I beg Him to help me believe like Alex did—at least just a little.
***
I wake to find the covers peeled back and Andrea gone. From the kitchen, I hear cheery-voiced laughter and giggling. The nightmare’s forgotten, left in the flotsam of darkness, and now she’s back in the embrace of Laurel’s tender care. Good. For once I actually welcome it because Andie needs a mother in her life. Not that I
want
it to be Laurel, of course, but if she can get some nurturing from her aunt, then I think that’s a good thing. Especially after last night.
I wonder how often she dreams about the accident? I thought that ended a while ago, but from what she said in the middle of the night, I’ve gotten to wondering. Maybe Rebecca was right, maybe I shouldn’t spend so much time fighting Laurel. I think of the painting she left on the bed, our conversation in the guest room yesterday: maybe I can trust her, like she wants me to believe.
Wandering into the living room, I discover Andie and Laurel on the floor, pasting together a collage. When Andrea spies me, she leaps to her feet, hiding the work behind her back. “Don’t look!” she cries and I frown, confused until she explains with a grin, “It’s a surprise, Michael.”
“Oh, I see.” I touch the top of her auburn head, giving it a love pat. “A
surprise
.”
“It was Aunt Laurel’s idea.”
Laurel won’t meet my gaze, and I guess she’s uncomfortable about last night. Strange, but I’ve woken feeling different this morning, a little more ready to let her back in.

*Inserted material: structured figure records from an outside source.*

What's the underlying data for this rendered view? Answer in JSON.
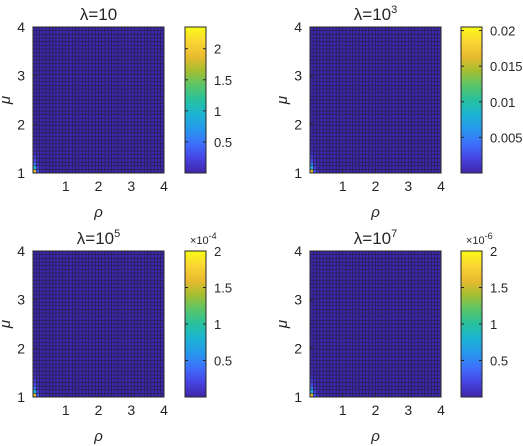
{
  "figure": {
    "layout": "2x2 grid of heatmaps with colorbars"
  },
  "chart_data": [
    {
      "type": "heatmap",
      "title": "λ=10",
      "title_base": "λ=10",
      "title_exp": "",
      "xlabel": "ρ",
      "ylabel": "μ",
      "xlim": [
        0,
        4
      ],
      "ylim": [
        1,
        4
      ],
      "xticks": [
        "1",
        "2",
        "3",
        "4"
      ],
      "yticks": [
        "1",
        "2",
        "3",
        "4"
      ],
      "colorbar": {
        "min": 0,
        "max": 2.35,
        "ticks": [
          0.5,
          1,
          1.5,
          2
        ],
        "tick_labels": [
          "0.5",
          "1",
          "1.5",
          "2"
        ],
        "multiplier_base": "",
        "multiplier_exp": ""
      },
      "colormap": "parula",
      "peak_value": 2.35,
      "peak_location": {
        "rho": 0.05,
        "mu": 1.0
      },
      "background_value": 0.0,
      "note": "values near zero everywhere except small rho near mu=1"
    },
    {
      "type": "heatmap",
      "title": "λ=10^3",
      "title_base": "λ=10",
      "title_exp": "3",
      "xlabel": "ρ",
      "ylabel": "μ",
      "xlim": [
        0,
        4
      ],
      "ylim": [
        1,
        4
      ],
      "xticks": [
        "1",
        "2",
        "3",
        "4"
      ],
      "yticks": [
        "1",
        "2",
        "3",
        "4"
      ],
      "colorbar": {
        "min": 0,
        "max": 0.0205,
        "ticks": [
          0.005,
          0.01,
          0.015,
          0.02
        ],
        "tick_labels": [
          "0.005",
          "0.01",
          "0.015",
          "0.02"
        ],
        "multiplier_base": "",
        "multiplier_exp": ""
      },
      "colormap": "parula",
      "peak_value": 0.0205,
      "peak_location": {
        "rho": 0.05,
        "mu": 1.0
      },
      "background_value": 0.0
    },
    {
      "type": "heatmap",
      "title": "λ=10^5",
      "title_base": "λ=10",
      "title_exp": "5",
      "xlabel": "ρ",
      "ylabel": "μ",
      "xlim": [
        0,
        4
      ],
      "ylim": [
        1,
        4
      ],
      "xticks": [
        "1",
        "2",
        "3",
        "4"
      ],
      "yticks": [
        "1",
        "2",
        "3",
        "4"
      ],
      "colorbar": {
        "min": 0,
        "max": 2.0,
        "ticks": [
          0.5,
          1,
          1.5,
          2
        ],
        "tick_labels": [
          "0.5",
          "1",
          "1.5",
          "2"
        ],
        "multiplier_base": "×10",
        "multiplier_exp": "-4"
      },
      "colormap": "parula",
      "peak_value": 2.0,
      "peak_location": {
        "rho": 0.05,
        "mu": 1.0
      },
      "background_value": 0.0
    },
    {
      "type": "heatmap",
      "title": "λ=10^7",
      "title_base": "λ=10",
      "title_exp": "7",
      "xlabel": "ρ",
      "ylabel": "μ",
      "xlim": [
        0,
        4
      ],
      "ylim": [
        1,
        4
      ],
      "xticks": [
        "1",
        "2",
        "3",
        "4"
      ],
      "yticks": [
        "1",
        "2",
        "3",
        "4"
      ],
      "colorbar": {
        "min": 0,
        "max": 2.0,
        "ticks": [
          0.5,
          1,
          1.5,
          2
        ],
        "tick_labels": [
          "0.5",
          "1",
          "1.5",
          "2"
        ],
        "multiplier_base": "×10",
        "multiplier_exp": "-6"
      },
      "colormap": "parula",
      "peak_value": 2.0,
      "peak_location": {
        "rho": 0.05,
        "mu": 1.0
      },
      "background_value": 0.0
    }
  ],
  "colors": {
    "parula_stops": [
      "#3e26a8",
      "#4743e3",
      "#3e6ffb",
      "#2797eb",
      "#1cb3d3",
      "#27c19f",
      "#5ac568",
      "#a5be30",
      "#eaba30",
      "#f9d634",
      "#f9fb15"
    ],
    "grid_line": "#202040"
  }
}
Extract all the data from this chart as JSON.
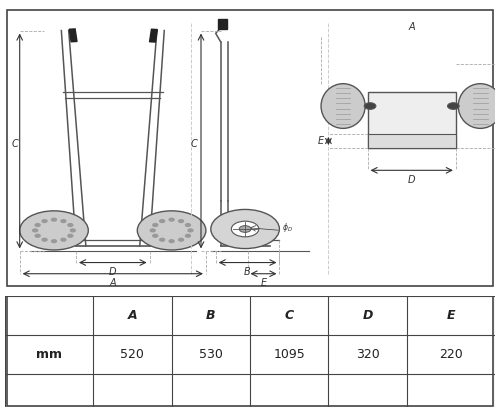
{
  "bg_color": "#ffffff",
  "border_color": "#333333",
  "line_color": "#555555",
  "dim_color": "#333333",
  "wheel_color": "#aaaaaa",
  "handle_color": "#333333",
  "table_headers": [
    "",
    "A",
    "B",
    "C",
    "D",
    "E"
  ],
  "table_row1": [
    "",
    "A",
    "B",
    "C",
    "D",
    "E"
  ],
  "table_row2": [
    "mm",
    "520",
    "530",
    "1095",
    "320",
    "220"
  ],
  "table_header_fontsize": 9,
  "table_value_fontsize": 9,
  "dim_fontsize": 7,
  "annotation_fontsize": 6.5
}
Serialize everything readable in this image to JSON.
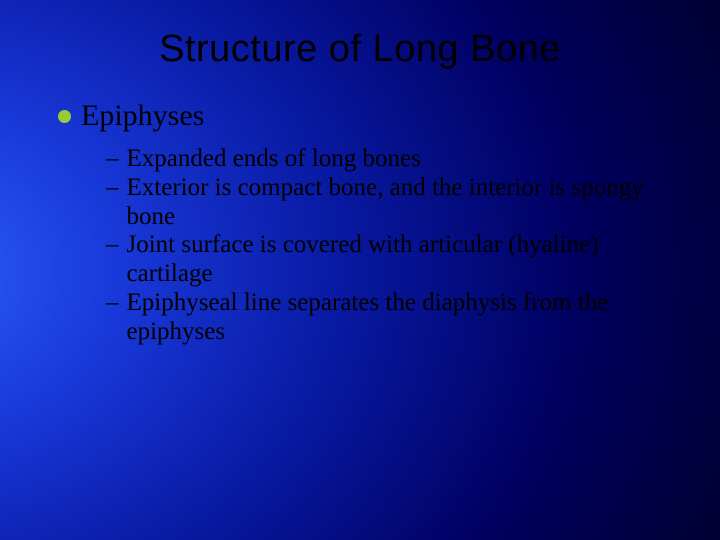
{
  "slide": {
    "title": "Structure of Long Bone",
    "background": {
      "gradient_type": "radial",
      "inner_color": "#3060ff",
      "mid_color": "#0818a0",
      "outer_color": "#000030"
    },
    "title_style": {
      "font_family": "Arial",
      "font_size_pt": 38,
      "color": "#000000"
    },
    "body_style": {
      "font_family": "Times New Roman",
      "level1_font_size_pt": 30,
      "level2_font_size_pt": 25,
      "text_color": "#000000",
      "bullet_color": "#99cc33",
      "bullet_shape": "circle",
      "sub_bullet_glyph": "–"
    },
    "bullets": [
      {
        "text": "Epiphyses",
        "sub": [
          "Expanded ends of long bones",
          "Exterior is compact bone, and the interior is spongy bone",
          "Joint surface is covered with articular (hyaline) cartilage",
          "Epiphyseal line separates the diaphysis from the epiphyses"
        ]
      }
    ]
  }
}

They go back to their collage, and I head to the kitchen to pour a cup of coffee. “You know,” I call to them across the bar, into the living room where they’re spread on the floor, “I was thinking about phoning into work. My boss said if I wanted, I could take today off since I’ve got… family here.”
“Yea!” Andrea cries, and her glee at the prospect of me kicking around with them warms me on the inside.
Laurel smiles at me cautiously. “I’d love that, Michael,” she agrees. “I’d love to have you with us all day.”
“And who’s up for some waffles?” I ask.
This one really gets a reaction out of Andrea, because she loves to pour the batter into the iron. “Can I help?” she asks, already scrambling to her feet.
“We’ll make them together,” I say, and she beams with delight. I’m not sure we’ve made waffles like that since Allie died. Which leads me to believe that Laurel’s visit may actually be a good thing.